Let us look at another notion of ‘asexual erotics’ proposed by Ela Przybylo in their work Asexual Erotics: Intimate Readings of Compulsory Sexuality. Przybylo speaks of “erotic energies not tethered to sex” which are energies withinn “varying erotic modes that include forms of relating not encompassed by existing sexual identity categories”.[8] Looking at Freudian categories of the erotic, Przybylo puts forward notions that help us conclude, shakily, that asexuals and hypersexuals are those who are at the limit of sexuality, if not transgressing it in order to be the excess outside of sexuality and therefore also constituting it as a concept. In this sense, it is in asexual or hypersexual inner experience that we transgress the limit of sexuality. In terms of asexual inner experience, asexuality is already that excess outside of the realm of the sexual. In terms of hypersexual inner experience, hypersexuality is more sexual than sexual and in this movement it necessarily functions as hyperchristianity does with christianity. So, we have our sexual atheology (asexuality) and our sexual hyperchristianity (hypersexuality).

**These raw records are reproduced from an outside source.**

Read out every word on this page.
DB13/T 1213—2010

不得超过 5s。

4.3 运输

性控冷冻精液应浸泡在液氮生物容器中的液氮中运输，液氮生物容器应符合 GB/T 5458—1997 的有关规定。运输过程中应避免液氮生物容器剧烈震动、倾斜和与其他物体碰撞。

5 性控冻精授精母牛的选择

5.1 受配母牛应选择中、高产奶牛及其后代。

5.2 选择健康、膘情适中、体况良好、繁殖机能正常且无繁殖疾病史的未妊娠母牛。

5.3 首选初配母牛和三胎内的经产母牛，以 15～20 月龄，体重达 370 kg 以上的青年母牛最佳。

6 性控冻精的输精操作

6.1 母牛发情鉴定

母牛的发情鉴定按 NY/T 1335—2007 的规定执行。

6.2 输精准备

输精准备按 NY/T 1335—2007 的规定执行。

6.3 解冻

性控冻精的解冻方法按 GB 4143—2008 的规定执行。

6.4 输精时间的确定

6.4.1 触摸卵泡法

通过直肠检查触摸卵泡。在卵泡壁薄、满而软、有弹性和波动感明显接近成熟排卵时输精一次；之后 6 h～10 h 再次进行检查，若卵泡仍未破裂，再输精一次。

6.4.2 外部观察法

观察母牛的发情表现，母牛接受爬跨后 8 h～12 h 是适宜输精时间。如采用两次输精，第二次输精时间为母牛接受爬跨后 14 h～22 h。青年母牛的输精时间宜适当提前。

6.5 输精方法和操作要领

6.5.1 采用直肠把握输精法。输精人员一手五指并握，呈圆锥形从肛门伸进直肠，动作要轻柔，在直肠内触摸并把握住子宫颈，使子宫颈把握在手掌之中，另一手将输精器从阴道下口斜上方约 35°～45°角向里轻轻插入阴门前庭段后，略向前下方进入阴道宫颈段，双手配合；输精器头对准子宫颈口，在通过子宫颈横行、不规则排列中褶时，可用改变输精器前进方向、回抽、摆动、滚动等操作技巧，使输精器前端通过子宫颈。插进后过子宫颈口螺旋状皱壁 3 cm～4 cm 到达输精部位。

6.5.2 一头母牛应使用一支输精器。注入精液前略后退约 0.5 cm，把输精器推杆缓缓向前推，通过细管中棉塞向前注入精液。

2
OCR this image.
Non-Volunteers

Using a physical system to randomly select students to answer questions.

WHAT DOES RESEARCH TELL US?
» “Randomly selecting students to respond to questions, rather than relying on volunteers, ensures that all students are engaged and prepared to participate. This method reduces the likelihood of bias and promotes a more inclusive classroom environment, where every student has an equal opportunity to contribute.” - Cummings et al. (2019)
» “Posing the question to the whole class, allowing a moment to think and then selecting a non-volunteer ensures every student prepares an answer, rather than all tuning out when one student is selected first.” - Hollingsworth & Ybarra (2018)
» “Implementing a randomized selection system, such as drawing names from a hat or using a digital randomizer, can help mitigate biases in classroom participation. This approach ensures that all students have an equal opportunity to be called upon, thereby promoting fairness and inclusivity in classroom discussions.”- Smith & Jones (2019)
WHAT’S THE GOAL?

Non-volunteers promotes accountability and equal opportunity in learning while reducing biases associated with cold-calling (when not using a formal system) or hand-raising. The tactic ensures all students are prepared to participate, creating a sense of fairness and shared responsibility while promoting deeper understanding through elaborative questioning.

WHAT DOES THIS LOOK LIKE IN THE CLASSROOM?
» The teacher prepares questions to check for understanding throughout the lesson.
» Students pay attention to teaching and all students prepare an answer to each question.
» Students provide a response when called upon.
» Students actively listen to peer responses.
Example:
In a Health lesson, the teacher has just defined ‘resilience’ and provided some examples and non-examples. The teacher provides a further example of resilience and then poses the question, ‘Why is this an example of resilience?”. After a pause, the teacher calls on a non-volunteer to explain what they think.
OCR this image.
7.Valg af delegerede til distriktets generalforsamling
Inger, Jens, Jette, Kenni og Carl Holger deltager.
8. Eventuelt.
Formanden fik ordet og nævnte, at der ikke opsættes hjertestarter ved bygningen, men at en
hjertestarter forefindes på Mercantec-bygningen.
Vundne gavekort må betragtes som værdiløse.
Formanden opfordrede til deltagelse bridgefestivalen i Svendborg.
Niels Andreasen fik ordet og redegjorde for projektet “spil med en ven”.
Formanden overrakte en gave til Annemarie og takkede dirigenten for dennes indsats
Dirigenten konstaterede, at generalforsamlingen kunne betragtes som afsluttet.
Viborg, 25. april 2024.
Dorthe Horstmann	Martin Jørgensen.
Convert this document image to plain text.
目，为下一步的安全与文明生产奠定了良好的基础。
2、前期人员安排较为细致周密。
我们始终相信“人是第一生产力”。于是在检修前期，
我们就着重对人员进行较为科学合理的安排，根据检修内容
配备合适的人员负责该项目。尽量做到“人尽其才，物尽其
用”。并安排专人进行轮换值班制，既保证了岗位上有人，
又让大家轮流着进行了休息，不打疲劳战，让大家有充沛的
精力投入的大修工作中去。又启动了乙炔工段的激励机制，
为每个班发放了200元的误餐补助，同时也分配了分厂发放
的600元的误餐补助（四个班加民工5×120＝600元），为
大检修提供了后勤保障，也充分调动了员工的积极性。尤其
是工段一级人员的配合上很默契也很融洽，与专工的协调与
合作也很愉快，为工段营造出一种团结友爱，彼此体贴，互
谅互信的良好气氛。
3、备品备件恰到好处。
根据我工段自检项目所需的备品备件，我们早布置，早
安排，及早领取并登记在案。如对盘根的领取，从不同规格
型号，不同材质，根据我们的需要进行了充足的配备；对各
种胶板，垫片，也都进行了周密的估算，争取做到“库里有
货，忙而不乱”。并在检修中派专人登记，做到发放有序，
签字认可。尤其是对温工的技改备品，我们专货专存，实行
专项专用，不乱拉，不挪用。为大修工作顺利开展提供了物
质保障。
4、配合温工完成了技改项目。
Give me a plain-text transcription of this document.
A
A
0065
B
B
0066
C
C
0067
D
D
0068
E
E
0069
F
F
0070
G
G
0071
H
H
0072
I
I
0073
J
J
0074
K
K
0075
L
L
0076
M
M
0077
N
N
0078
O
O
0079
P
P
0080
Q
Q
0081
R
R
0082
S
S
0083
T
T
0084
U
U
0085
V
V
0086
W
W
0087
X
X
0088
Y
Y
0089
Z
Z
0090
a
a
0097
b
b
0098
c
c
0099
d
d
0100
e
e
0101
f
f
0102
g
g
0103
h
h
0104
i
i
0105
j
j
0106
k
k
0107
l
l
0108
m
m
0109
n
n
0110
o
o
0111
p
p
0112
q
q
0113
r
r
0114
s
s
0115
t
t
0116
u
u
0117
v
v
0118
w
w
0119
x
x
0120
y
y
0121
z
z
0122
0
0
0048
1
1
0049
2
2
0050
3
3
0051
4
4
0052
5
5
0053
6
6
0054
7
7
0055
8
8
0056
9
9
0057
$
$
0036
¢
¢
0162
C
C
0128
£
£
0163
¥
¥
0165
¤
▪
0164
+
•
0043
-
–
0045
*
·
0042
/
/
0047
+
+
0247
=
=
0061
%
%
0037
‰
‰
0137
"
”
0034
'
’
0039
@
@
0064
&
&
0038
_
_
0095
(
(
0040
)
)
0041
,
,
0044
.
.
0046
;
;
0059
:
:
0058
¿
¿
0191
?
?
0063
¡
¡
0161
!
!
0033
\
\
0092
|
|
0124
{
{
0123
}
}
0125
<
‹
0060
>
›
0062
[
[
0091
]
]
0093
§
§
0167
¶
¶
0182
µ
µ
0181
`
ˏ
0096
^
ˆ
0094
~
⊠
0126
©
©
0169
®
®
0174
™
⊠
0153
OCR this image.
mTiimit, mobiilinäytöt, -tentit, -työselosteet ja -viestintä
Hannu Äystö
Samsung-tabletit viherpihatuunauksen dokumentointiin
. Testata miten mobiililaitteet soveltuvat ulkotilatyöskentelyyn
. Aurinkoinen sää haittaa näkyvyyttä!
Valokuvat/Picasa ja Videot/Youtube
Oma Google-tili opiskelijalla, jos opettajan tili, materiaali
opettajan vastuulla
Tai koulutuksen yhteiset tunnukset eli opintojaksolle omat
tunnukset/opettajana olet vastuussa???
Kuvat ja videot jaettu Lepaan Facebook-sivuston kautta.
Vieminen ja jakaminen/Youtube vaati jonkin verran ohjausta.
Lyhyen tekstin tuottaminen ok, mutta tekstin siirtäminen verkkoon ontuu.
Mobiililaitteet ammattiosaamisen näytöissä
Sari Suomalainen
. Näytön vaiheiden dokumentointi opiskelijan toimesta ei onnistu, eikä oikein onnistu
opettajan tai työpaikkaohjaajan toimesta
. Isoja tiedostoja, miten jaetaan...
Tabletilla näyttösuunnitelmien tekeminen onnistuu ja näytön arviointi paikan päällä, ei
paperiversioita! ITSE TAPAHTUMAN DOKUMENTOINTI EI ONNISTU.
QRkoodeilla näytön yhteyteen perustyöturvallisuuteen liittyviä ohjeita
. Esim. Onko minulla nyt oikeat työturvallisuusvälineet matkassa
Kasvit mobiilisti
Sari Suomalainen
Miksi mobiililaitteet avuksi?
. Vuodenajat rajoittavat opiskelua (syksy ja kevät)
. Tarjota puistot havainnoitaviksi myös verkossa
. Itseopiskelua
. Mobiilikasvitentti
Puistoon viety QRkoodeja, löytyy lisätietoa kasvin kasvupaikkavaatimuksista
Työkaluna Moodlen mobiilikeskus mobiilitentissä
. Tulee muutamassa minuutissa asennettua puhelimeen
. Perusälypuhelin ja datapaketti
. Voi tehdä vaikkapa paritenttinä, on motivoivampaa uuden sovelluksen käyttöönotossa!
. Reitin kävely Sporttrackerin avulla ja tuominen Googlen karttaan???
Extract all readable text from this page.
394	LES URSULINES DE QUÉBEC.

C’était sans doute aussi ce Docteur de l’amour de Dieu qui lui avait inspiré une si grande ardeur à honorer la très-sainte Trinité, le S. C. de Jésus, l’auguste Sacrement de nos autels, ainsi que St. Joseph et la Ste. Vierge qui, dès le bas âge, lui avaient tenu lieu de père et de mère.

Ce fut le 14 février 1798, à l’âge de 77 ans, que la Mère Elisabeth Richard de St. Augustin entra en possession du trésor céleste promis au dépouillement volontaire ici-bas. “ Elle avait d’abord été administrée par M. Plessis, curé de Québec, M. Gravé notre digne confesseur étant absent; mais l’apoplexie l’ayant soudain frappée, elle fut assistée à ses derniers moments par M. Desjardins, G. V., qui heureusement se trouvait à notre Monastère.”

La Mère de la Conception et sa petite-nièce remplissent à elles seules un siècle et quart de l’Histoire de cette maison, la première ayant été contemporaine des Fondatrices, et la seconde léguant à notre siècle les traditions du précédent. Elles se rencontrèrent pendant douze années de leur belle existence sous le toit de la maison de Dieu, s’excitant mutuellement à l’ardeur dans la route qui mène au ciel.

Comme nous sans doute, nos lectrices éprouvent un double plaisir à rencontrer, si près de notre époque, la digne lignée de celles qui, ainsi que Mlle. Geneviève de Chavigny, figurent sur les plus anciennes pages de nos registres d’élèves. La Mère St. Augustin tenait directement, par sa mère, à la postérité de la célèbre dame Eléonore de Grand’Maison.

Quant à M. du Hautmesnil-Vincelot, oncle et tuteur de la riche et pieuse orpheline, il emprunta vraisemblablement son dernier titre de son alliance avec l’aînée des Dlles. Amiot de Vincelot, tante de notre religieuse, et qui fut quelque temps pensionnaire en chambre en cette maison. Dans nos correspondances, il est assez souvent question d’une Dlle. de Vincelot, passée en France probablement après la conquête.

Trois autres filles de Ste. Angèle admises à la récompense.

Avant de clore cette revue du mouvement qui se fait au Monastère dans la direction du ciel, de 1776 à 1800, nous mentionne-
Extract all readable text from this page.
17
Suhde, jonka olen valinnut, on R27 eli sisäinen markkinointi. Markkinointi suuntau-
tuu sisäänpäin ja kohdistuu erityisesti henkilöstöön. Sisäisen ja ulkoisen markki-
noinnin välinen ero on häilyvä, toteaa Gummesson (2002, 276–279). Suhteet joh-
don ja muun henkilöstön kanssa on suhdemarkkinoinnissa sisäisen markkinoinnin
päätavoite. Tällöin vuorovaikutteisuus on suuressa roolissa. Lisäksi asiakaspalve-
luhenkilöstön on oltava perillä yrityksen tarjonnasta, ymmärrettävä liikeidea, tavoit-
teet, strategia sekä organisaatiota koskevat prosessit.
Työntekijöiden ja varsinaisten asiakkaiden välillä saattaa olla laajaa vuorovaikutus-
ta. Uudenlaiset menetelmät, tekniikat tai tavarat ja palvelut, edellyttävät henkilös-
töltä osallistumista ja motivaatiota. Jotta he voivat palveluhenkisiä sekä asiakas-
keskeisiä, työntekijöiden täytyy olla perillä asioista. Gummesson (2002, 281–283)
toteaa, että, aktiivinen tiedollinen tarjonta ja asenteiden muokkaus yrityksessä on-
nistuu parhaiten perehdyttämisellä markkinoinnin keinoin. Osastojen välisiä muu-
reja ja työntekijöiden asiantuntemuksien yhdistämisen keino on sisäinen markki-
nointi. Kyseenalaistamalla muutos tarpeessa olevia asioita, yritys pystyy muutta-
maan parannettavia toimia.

Ultimately, I think it is clear that asexuals are not in any way excluded from Bataille’s theory of eroticism because of the fact he inadvertently acknowledges them when he says, “[Emotional eroticism] can be divorced from physical eroticism entirely, for the enormous diversity of human kind is bound to contain exceptions of this sort” [emphasis mine].[9]

Bibliography

Bataille, Georges. Eroticism. Translated by Mary Dalwood. New York, NY: Penguin Group, 2012.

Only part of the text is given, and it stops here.